The police officers pulled into the parking lot in two separate police cars and turned on their roof lights.2 They parked *796behind a car in which a man in red clothing (Mr. Gaines) was seated. Officer Rowland gestured for Mr. Gaines to get out of the car. He did, and Officer Rowland confronted Mr. Gaines with the report that he was selling drugs. The police officers soon observed an open container of alcohol and smelled PCP. When they said they were going to detain Mr. Gaines, he grabbed a pouch from his car and fled. The police caught Mr. Gaines and discovered the evidence that underlies this appeal.

II. Was there a seizure?

The threshold issue is applicability of the Fourth Amendment. This amendment applies if the police had seized Mr. Gaines; it doesn't if the encounter had been consensual. United States v. Reeves , 524 F.3d 1161, 1166 (10th Cir. 2008). The district court characterized the entire encounter as consensual. To determine whether the encounter was consensual or constituted a seizure, we apply a dual standard of review, using the clear-error standard for the district court's findings of historical fact and de novo review for the court's legal conclusions. United States v. Roberson , 864 F.3d 1118, 1121 (10th Cir. 2017).3

The existence of a seizure involves a matter of law. See United States v. Salazar , 609 F.3d 1059, 1064 (10th Cir. 2010) (stating that determining "when the seizure occurred ... is a legal [question]"). On this matter of law, we consider whether Mr. Gaines yielded to a police officer's show of authority.
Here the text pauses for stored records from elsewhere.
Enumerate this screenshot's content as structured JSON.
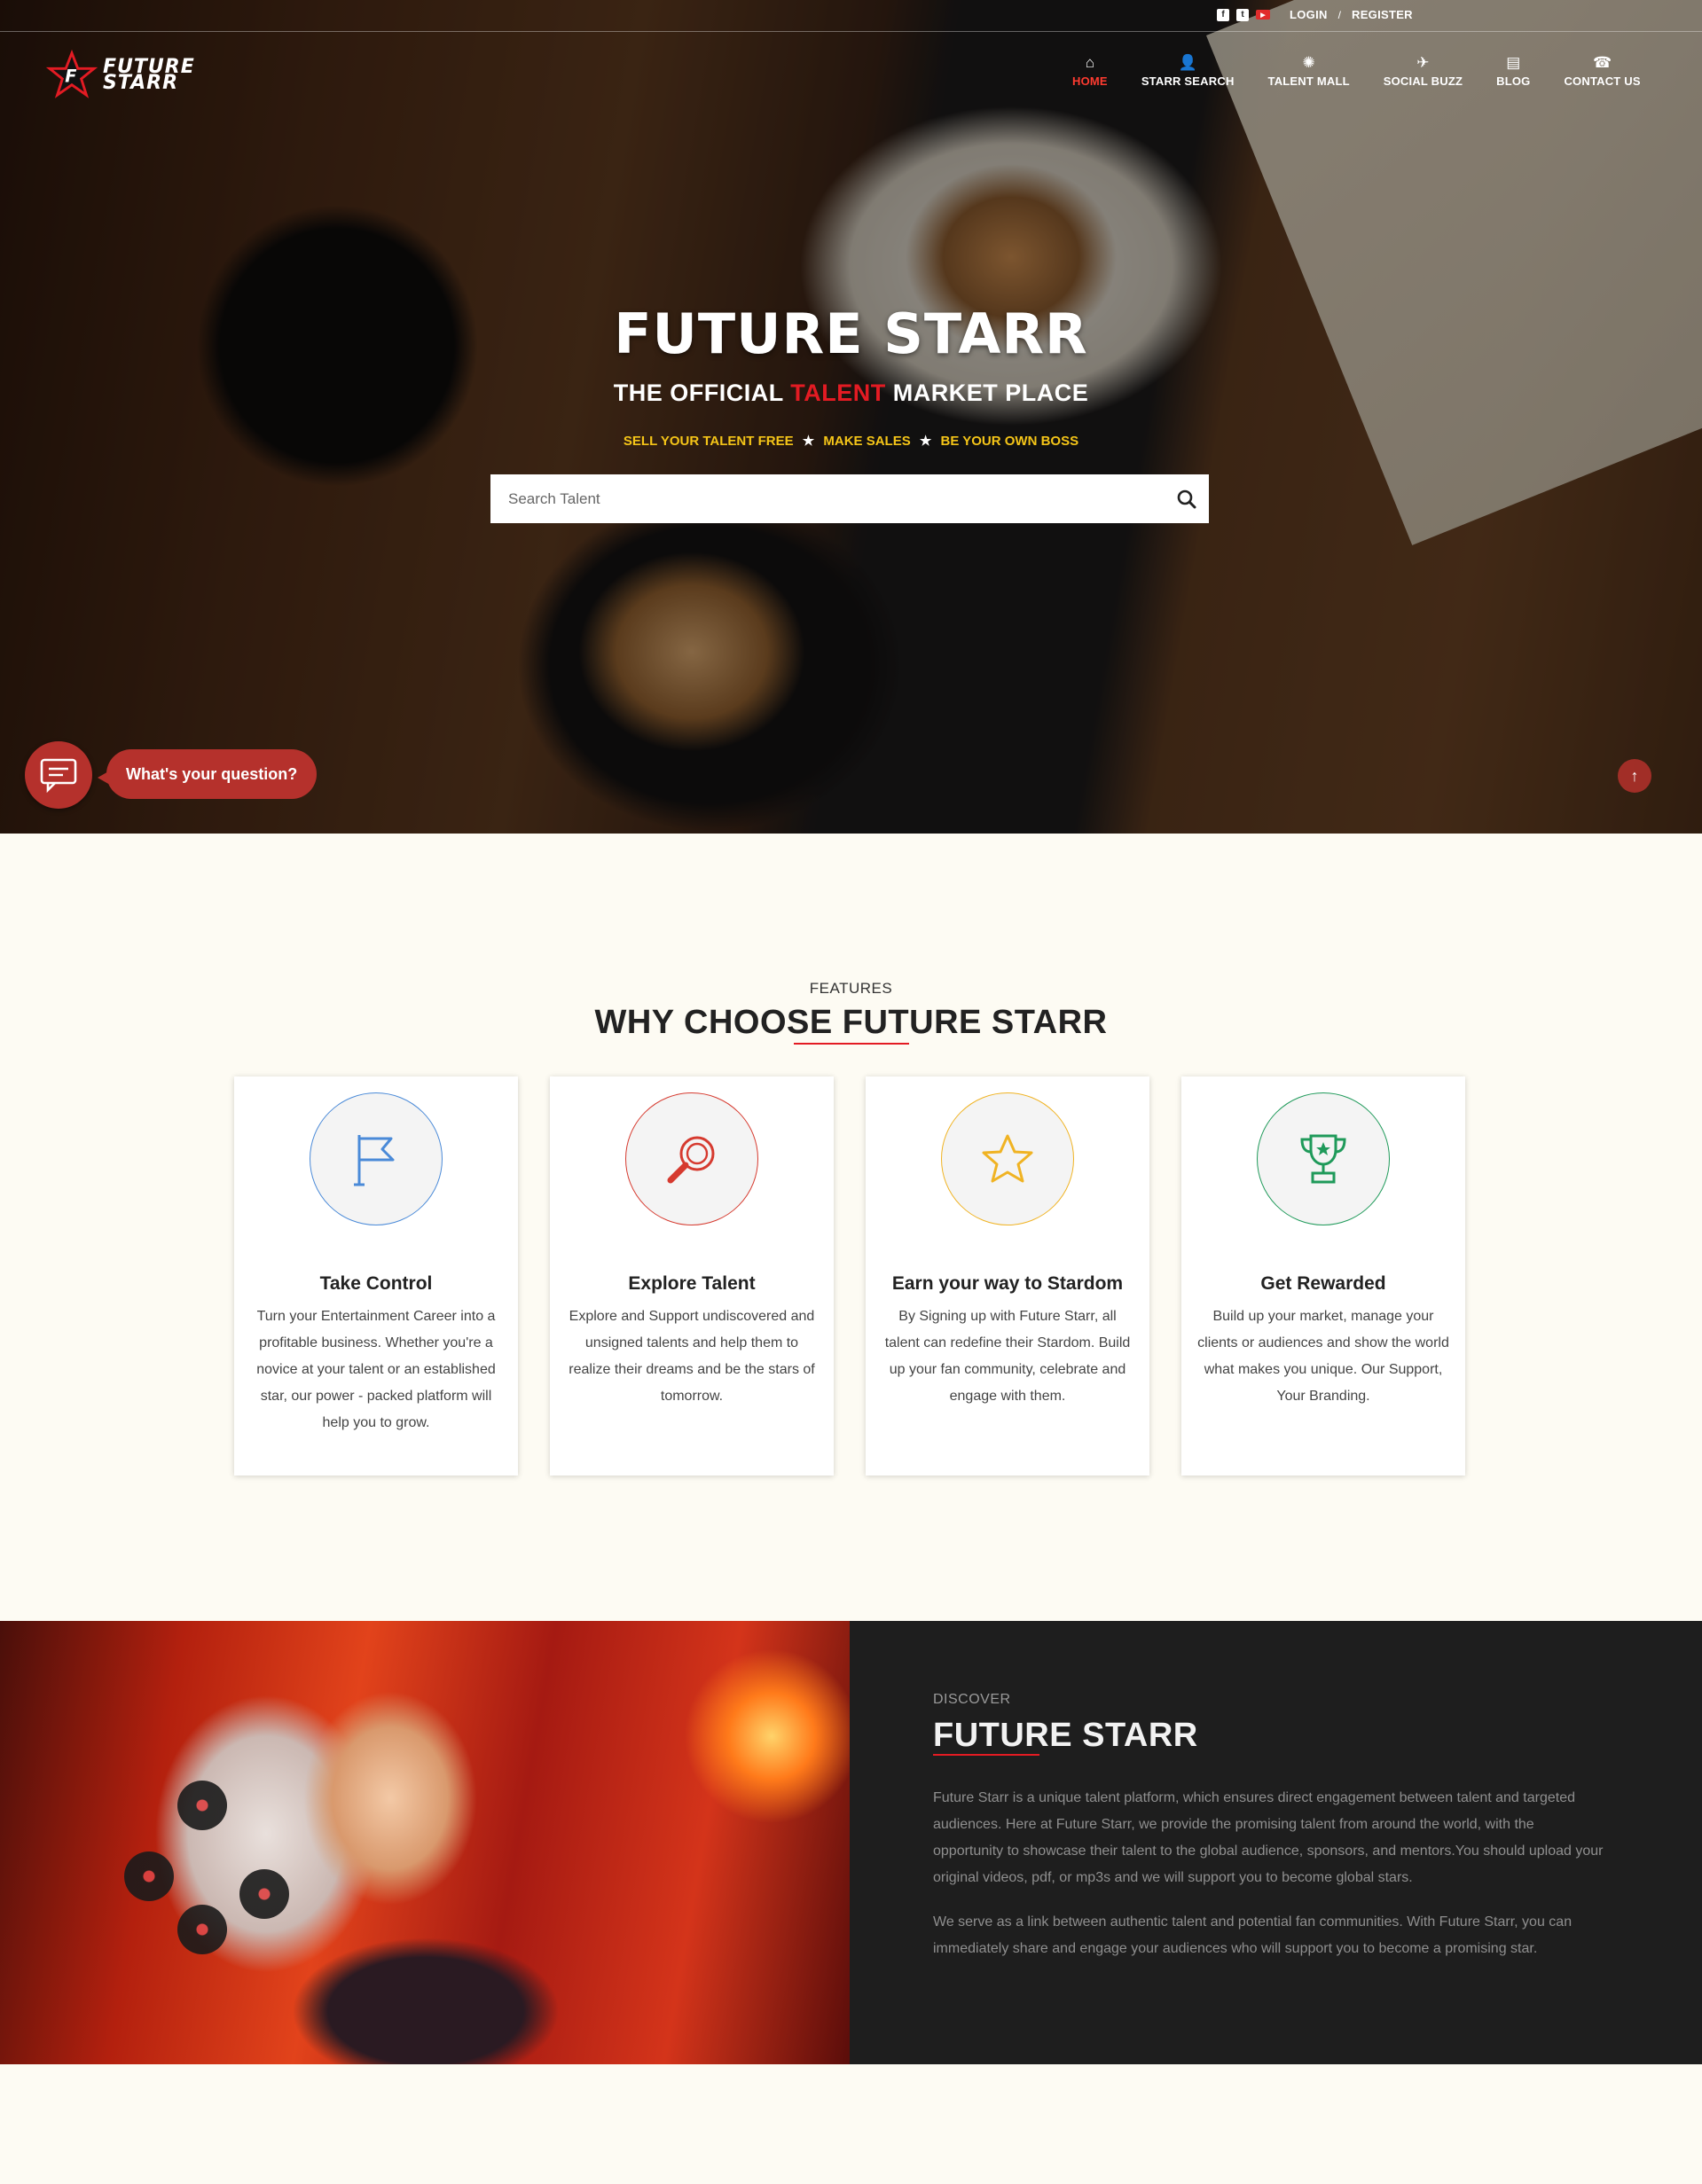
{
  "topbar": {
    "social": [
      {
        "icon": "facebook-icon",
        "glyph": "f"
      },
      {
        "icon": "twitter-icon",
        "glyph": "t"
      },
      {
        "icon": "youtube-icon",
        "glyph": "▶"
      }
    ],
    "login": "LOGIN",
    "separator": "/",
    "register": "REGISTER"
  },
  "logo": {
    "line1": "FUTURE",
    "line2": "STARR"
  },
  "nav": [
    {
      "label": "HOME",
      "icon": "home-icon",
      "glyph": "⌂",
      "active": true
    },
    {
      "label": "STARR SEARCH",
      "icon": "user-search-icon",
      "glyph": "👤",
      "active": false
    },
    {
      "label": "TALENT MALL",
      "icon": "mall-icon",
      "glyph": "✺",
      "active": false
    },
    {
      "label": "SOCIAL BUZZ",
      "icon": "social-icon",
      "glyph": "✈",
      "active": false
    },
    {
      "label": "BLOG",
      "icon": "blog-icon",
      "glyph": "▤",
      "active": false
    },
    {
      "label": "CONTACT US",
      "icon": "phone-icon",
      "glyph": "☎",
      "active": false
    }
  ],
  "hero": {
    "title": "FUTURE STARR",
    "subtitle_pre": "THE OFFICIAL ",
    "subtitle_hl": "TALENT",
    "subtitle_post": " MARKET PLACE",
    "tag1": "SELL YOUR TALENT FREE",
    "tag2": "MAKE SALES",
    "tag3": "BE YOUR OWN BOSS",
    "tag_sep": "★",
    "search_placeholder": "Search Talent",
    "search_value": ""
  },
  "chat": {
    "label": "What's your question?"
  },
  "scroll_top": {
    "glyph": "↑"
  },
  "features": {
    "kicker": "FEATURES",
    "title": "WHY CHOOSE FUTURE STARR",
    "cards": [
      {
        "title": "Take Control",
        "icon": "flag-icon",
        "color": "#4a8ad8",
        "desc": "Turn your Entertainment Career into a profitable business. Whether you're a novice at your talent or an established star, our power - packed platform will help you to grow."
      },
      {
        "title": "Explore Talent",
        "icon": "magnifier-icon",
        "color": "#d63a2f",
        "desc": "Explore and Support undiscovered and unsigned talents and help them to realize their dreams and be the stars of tomorrow."
      },
      {
        "title": "Earn your way to Stardom",
        "icon": "star-icon",
        "color": "#f0b323",
        "desc": "By Signing up with Future Starr, all talent can redefine their Stardom. Build up your fan community, celebrate and engage with them."
      },
      {
        "title": "Get Rewarded",
        "icon": "trophy-icon",
        "color": "#1f9a5a",
        "desc": "Build up your market, manage your clients or audiences and show the world what makes you unique. Our Support, Your Branding."
      }
    ]
  },
  "discover": {
    "kicker": "DISCOVER",
    "title": "FUTURE STARR",
    "p1": "Future Starr is a unique talent platform, which ensures direct engagement between talent and targeted audiences. Here at Future Starr, we provide the promising talent from around the world, with the opportunity to showcase their talent to the global audience, sponsors, and mentors.You should upload your original videos, pdf, or mp3s and we will support you to become global stars.",
    "p2": "We serve as a link between authentic talent and potential fan communities. With Future Starr, you can immediately share and engage your audiences who will support you to become a promising star."
  }
}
California v. Hodari D. , 499 U.S. 621, 626-27, 111 S.Ct. 1547, 113 L.Ed.2d 690 (1991). To answer this question of law, we apply an objective test, considering whether a reasonable person would have felt free to leave or terminate the encounter. Florida v. Bostick , 501 U.S. 429, 436, 111 S.Ct. 2382, 115 L.Ed.2d 389 (1991). We apply this objective test to the historical facts, which are largely undisputed. Even if a reasonable person would not have felt free to leave, a seizure would occur only if the suspect yielded to a police officer's show of authority. Hodari D. , 499 U.S. at 626-27, 111 S.Ct. 1547.

So let's consider how a reasonable person would have felt, facing the same circumstances that Mr. Gaines confronted. The encounter began with Mr. Gaines sitting in his car in a parking lot. Two uniformed police officers arrived in marked police cars, both flashing their roof lights. Would a reasonable person have felt free to leave? Perhaps. But the flashing roof lights,4 two marked police cars, and two uniformed officers5 would undoubtedly *797have cast at least some doubt on a reasonable person's belief in his or her freedom to leave.

This doubt would likely have intensified in Kansas (where Mr. Gaines was stopped) because of Kansas's traffic laws. See Berkemer v. McCarty , 468 U.S. 420, 436-37, 104 S.Ct. 3138, 82 L.Ed.2d 317 (1984) (considering the laws of most states, which criminalize the failure to heed a police officer's signal to stop, as informative on whether the defendant reasonably believed that he wasn't free to leave). Under Kansas law, motorists must stop whenever a police officer flashes his or her emergency lights. Kan. Stat. Ann. § 8-1568(a)(1), (d).